GUEST EDITORIAL

I would do it over, but choose a different launch point

By Eugene Flegm, CFE, CPA, Bonita Springs, Florida

Editor’s Note: I’m glad that this month’s guest thinks that if he could do it over again he would still become a CPA, albeit with a different launch point.

Like many CPAs, I didn’t plan to be an accountant. I entered Ohio State University as a history/journalism major in the Arts College. After my first year I was out of money and looking for a job. My employment agency discovered I had a high aptitude for numbers and found me a job as a clerk in a small company’s accounting department. Frustrated at not understanding what they were talking about, I enrolled in a correspondence course in accounting at an extension program of the University of Chicago. I became interested in a professional career. A family friend who was an attorney pressed hard for a law career, but the decision came down to time and money: accounting would take four years, law seven.

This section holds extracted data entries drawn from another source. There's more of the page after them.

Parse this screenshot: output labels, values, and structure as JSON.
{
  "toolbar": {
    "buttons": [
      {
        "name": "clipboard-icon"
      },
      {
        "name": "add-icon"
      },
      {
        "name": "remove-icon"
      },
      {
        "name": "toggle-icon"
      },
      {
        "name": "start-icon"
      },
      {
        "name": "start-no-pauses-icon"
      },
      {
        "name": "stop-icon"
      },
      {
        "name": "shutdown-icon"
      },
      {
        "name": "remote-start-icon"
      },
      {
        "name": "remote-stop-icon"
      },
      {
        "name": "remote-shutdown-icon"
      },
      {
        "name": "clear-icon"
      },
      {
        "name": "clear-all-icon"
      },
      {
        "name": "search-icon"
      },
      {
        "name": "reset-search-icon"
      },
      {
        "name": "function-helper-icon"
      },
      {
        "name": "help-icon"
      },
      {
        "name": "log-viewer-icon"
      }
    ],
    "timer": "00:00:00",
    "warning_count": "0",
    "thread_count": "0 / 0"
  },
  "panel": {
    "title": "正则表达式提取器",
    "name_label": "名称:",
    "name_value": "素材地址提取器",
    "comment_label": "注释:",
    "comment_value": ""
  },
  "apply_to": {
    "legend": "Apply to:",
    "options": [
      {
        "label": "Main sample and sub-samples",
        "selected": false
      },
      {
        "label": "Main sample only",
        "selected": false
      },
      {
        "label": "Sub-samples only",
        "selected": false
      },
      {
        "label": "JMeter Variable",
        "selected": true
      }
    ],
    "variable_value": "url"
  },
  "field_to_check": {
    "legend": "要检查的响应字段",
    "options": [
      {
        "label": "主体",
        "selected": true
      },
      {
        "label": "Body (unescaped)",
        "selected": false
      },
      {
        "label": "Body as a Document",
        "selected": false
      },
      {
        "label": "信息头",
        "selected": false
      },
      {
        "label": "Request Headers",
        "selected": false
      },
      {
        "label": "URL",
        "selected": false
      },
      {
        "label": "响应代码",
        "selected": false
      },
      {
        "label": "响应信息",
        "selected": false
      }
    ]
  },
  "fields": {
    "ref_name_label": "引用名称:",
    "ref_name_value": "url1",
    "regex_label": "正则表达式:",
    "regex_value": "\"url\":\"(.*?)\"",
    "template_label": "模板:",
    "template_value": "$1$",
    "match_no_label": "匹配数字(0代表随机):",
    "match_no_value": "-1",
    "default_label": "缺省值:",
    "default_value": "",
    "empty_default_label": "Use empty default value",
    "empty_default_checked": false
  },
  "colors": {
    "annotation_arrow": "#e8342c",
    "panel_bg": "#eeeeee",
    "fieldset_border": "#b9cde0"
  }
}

I went back to college and worked my way through night school.

After graduating with a B.S. in Business Administration, I joined the Cleveland office of Haskins & Sells and spent two years before transferring to the firm’s new office in Columbus, which had been formed through a merger with a sole practitioner. Five years later, General Motors recruited me for its corporate financial staff. I had enjoyed my seven years in the audit and tax areas immensely, especially working with and advising smaller clients on many business problems. Because I had just been promoted to principal (manager) at Haskin & Sells, the decision was difficult: I was on my way to a partnership, something I had aspired to since my return to college. But the challenge of joining the corporate staff of GM was too strong to decline.

I decided that although I was leaving public accounting, I would still be a professional accountant, and throughout my 28 years with GM I was fortunate enough to be just that. Early in my career there, the company appointed a new comptroller, Thomas A. Murphy, with whom I developed a lifelong association anchored in our mutual respect for accounting. Murphy went on to become chairman of the board of directors of GM, but while he was still comptroller and I was director of accounting, FASB began its conceptual framework project. Murphy asked that I “get into this in depth” and I did. My work on this project led to my writing (again at Murphy’s urging) a book, Accounting: How to Meet the Challenges of Relevance and Regulation.

During the 15 years I was in charge of GM’s accounting, first as director and then as assistant corporate comptroller, I represented GM on the Financial Executives Institute’s (FEI) Committee on Corporate Reporting, and testified at all major FASB hearings as well as the SEC’s hearings on GM’s acquisitions of EDS and Hughes Aircraft, which were extremely complex and interesting from a theoretical point of view. During these years I was also quite active in national accounting groups, notably the American Accounting Association (AAA), where I chaired the group of executives that created and raised the money for the AAA’s Corporate Accounting Policy seminars. During the past 10 years, these seminars have annually brought about 70 professors of accounting and 20 corporate financial executives together to discuss the day-to-day problems that accountants in industry deal with. The AAA now considers this seminar to be one of the best they sponsor.

During my career at GM I led the centralization and computerization of all basic accounting activities. My last three years at GM were as auditor general, possibly the most satisfying position of all. I continued my goal of eliminating redundancies, and I centralized the worldwide audit staff. The emphasis on audits was shifted from checklists to broad-based risk analysis. In addition, we began auditing during major computer projects rather than waiting until the errors had been set into the new programs before an audit was done.

Obviously, this has been very different from any career I could have entered with a degree in history or journalism. But would I do this again? Accounting has undergone great changes in the past few years. More than ever, mechanical bookkeeping is just that. The various regulatory agencies have virtually choked off the prospective student’s interest with a plethora of rules, none of which change the theory of accounts. Some in the profession have attempted to relabel the CPA with a new designation.

The profession seems to be having a severe identity crisis that I believe stems from the success of the MBA degree. Beginning in the 1960s, MBA programs stole the best business students with the siren song of high finance. I lived with this attitude for all of my years with GM. One boss even told me that it would be difficult for me to advance into other areas because I had become an expert! I thanked him and told him that is what I had set out to do.

If I were choosing a career today, I would still pick accounting. However, I would enter through an arts college program with an emphasis on writing and speaking before going for a master’s degree in accounting. This way I could contribute more to the general understanding of the art of accounting in the publics mind.